Di sisi lain, Wakil Menteri Haji dan Umrah (Kemenhaj), Dahnil Anzar Simanjuntak memaparkan bahwa pemerintah mempunyai komitmen kokoh untuk memperkuat posisi maskapai nasional dengan target mendorong Garuda Indonesia agar mengangkut sedikitnya 50 persen dari total 3 juta jamaah umrah.
Kebijakan ini diambil menyusul keputusan otoritas penerbangan Arab Saudi, General Authority of Civil Aviation (GACA) yang telah menerbitkan izin resmi bagi maskapai Garuda Indonesia untuk memanfaatkan kompartemen kosong atau empty leg ketika pemulangan pesawat carter haji.
Upaya taktis dalam memperkuat maskapai nasional melalui penyediaan layanan yang lebih prima, ekonomis, serta efisien ini juga dilakukan dengan melihat besarnya potensi pergerakan jamaah dari Indonesia menuju Arab Saudi yang menyentuh angka 3,2 juta orang per tahun.
Mengacu pada data Kementerian Haji dan Umrah, total pergerakan tahunan tersebut meliputi 3 juta jamaah umrah dan 221.000 jamaah haji, dengan perputaran dana yang beredar diperkirakan mencapai Rp120 triliun hingga Rp180 triliun.

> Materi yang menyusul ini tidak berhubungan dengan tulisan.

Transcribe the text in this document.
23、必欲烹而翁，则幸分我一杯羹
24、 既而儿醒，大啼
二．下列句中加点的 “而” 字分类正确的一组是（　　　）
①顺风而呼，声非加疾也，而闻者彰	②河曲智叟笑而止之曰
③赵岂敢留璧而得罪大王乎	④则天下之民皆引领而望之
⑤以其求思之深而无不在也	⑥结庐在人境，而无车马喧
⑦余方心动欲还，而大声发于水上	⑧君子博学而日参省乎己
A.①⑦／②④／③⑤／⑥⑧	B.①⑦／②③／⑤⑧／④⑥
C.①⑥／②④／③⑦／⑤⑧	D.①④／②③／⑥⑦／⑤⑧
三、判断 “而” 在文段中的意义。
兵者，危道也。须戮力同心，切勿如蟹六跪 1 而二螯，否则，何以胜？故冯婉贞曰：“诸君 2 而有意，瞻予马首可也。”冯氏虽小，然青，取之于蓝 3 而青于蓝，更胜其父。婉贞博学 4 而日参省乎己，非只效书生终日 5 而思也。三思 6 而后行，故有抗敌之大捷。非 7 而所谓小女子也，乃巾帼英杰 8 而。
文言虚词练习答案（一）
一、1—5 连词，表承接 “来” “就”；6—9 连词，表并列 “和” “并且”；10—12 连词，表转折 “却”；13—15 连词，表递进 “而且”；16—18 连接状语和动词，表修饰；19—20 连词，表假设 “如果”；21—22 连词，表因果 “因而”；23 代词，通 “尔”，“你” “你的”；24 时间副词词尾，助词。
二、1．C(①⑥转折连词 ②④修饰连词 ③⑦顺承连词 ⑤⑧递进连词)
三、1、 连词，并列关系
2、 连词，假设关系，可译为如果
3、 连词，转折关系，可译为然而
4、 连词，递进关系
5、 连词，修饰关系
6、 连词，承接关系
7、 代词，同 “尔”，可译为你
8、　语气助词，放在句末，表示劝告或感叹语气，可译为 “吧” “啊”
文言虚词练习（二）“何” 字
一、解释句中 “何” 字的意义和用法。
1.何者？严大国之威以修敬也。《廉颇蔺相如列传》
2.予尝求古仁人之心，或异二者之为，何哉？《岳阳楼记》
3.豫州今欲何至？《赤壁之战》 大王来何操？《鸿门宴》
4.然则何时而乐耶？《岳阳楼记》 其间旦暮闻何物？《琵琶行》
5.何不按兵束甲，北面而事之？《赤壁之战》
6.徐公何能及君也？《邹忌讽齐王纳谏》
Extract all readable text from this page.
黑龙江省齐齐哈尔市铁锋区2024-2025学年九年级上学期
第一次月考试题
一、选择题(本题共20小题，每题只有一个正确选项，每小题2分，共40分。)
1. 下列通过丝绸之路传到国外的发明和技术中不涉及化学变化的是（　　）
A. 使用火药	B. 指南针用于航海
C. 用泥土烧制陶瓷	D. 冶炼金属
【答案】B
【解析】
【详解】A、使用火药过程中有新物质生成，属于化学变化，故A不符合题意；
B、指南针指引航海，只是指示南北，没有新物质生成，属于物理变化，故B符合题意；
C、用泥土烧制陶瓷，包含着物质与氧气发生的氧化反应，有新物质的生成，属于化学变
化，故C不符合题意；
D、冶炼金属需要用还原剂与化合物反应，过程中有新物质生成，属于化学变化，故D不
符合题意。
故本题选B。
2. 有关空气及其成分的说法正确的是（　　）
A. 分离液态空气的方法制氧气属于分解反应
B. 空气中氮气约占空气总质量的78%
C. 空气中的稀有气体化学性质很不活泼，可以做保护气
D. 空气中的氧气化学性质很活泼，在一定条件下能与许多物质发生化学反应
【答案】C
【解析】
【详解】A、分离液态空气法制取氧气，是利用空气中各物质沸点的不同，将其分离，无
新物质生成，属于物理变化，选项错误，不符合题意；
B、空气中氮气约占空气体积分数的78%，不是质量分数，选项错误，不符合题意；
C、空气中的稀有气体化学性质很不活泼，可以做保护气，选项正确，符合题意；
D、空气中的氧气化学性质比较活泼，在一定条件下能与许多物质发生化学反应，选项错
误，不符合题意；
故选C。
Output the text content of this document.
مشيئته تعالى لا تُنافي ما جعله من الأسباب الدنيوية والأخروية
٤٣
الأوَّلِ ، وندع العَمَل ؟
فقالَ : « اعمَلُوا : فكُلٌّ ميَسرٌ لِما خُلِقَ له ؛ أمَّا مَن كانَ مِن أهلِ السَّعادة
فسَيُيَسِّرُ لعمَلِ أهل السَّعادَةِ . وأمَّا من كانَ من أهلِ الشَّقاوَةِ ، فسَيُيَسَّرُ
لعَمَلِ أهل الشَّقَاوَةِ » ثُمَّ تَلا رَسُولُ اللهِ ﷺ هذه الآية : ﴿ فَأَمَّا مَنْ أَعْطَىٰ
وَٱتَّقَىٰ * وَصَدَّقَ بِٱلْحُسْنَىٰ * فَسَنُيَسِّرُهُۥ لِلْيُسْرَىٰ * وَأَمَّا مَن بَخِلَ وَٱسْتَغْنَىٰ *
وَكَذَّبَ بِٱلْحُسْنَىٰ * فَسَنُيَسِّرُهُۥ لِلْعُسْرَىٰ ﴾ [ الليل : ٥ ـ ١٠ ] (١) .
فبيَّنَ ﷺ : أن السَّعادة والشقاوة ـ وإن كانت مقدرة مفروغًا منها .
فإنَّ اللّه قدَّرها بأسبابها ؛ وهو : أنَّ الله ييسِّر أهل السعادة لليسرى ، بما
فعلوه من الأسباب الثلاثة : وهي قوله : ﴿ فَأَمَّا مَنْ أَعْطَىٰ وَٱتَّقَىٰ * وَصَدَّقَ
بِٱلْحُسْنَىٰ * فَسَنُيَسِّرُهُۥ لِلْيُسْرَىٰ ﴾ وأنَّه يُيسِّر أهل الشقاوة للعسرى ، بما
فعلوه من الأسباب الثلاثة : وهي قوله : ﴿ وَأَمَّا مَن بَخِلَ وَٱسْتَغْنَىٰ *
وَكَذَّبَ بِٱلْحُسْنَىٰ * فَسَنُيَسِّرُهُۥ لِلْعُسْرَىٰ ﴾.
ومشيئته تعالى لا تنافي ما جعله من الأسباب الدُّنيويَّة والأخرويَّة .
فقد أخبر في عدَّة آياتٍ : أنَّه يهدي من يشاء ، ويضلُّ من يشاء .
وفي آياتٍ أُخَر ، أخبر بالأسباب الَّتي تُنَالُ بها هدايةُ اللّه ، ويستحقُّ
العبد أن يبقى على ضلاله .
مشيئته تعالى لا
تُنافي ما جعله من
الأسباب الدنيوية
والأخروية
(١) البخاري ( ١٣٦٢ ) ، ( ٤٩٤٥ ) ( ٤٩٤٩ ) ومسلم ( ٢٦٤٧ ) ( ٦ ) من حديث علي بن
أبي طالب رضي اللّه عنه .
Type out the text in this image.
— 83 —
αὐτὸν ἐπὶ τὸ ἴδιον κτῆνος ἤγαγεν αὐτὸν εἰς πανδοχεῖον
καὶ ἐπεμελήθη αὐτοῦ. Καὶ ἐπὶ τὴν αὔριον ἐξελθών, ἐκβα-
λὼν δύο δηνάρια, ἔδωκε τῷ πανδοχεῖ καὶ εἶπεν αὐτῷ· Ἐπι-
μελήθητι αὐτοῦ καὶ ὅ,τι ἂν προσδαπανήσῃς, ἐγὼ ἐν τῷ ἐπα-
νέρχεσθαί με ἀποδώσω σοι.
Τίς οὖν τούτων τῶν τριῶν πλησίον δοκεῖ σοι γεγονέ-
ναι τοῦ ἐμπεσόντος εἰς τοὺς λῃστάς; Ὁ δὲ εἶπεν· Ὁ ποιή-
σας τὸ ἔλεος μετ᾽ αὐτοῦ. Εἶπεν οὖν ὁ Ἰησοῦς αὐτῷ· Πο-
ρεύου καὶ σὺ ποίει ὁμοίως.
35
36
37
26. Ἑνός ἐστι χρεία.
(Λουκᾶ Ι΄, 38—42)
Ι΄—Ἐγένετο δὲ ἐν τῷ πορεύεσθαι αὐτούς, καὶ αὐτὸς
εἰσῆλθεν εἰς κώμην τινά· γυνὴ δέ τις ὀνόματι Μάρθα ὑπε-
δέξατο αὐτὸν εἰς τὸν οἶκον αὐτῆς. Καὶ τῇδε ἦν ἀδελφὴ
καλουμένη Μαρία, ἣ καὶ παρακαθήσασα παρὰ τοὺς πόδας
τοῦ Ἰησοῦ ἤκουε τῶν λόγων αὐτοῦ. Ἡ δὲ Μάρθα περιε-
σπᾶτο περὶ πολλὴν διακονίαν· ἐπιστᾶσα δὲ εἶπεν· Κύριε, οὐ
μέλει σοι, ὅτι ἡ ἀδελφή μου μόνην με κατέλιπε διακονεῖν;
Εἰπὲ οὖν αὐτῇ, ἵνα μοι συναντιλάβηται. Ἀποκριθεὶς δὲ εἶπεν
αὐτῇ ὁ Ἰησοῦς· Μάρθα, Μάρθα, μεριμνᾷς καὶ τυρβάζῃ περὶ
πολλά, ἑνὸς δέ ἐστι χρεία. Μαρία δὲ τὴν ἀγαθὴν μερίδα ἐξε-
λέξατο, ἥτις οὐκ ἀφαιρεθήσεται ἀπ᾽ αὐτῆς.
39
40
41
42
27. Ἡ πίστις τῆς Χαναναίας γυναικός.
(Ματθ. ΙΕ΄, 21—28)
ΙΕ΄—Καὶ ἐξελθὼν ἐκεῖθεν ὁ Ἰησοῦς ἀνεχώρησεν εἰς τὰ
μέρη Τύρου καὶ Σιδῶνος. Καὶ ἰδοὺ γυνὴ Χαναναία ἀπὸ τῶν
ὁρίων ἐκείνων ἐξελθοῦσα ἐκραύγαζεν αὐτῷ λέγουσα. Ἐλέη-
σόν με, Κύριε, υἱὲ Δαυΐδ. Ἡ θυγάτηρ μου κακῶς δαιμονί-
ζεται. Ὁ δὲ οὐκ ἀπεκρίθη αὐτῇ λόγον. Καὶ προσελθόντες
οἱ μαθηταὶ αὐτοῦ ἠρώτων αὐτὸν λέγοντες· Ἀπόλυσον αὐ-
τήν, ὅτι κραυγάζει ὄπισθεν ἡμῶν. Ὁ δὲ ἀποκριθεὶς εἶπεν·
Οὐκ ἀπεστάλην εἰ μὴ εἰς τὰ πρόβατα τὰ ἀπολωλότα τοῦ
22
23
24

Ia mengimbuhkan bahwa besarnya nominal tersebut mendorong Presiden untuk menginstruksikan pembentukan tim khusus (task force) lintas kementerian bersama Garuda Indonesia guna menekan aliran modal ke luar negeri sekaligus menstimulasi aliran modal masuk.
"Presiden meminta kepada Garuda, Menteri Pariwisata, Kementerian Perhubungan, dan Kementerian Haji untuk membuat task force meminimalisasi cash outflow agar ketimpangan aliran dana keluar tersebut tidak terlalu besar," kata Dahnil, yang saat itu didampingi oleh Wakil Menteri Pariwisata Ni Luh Puspa serta Wakil Menteri Perhubungan Suntana.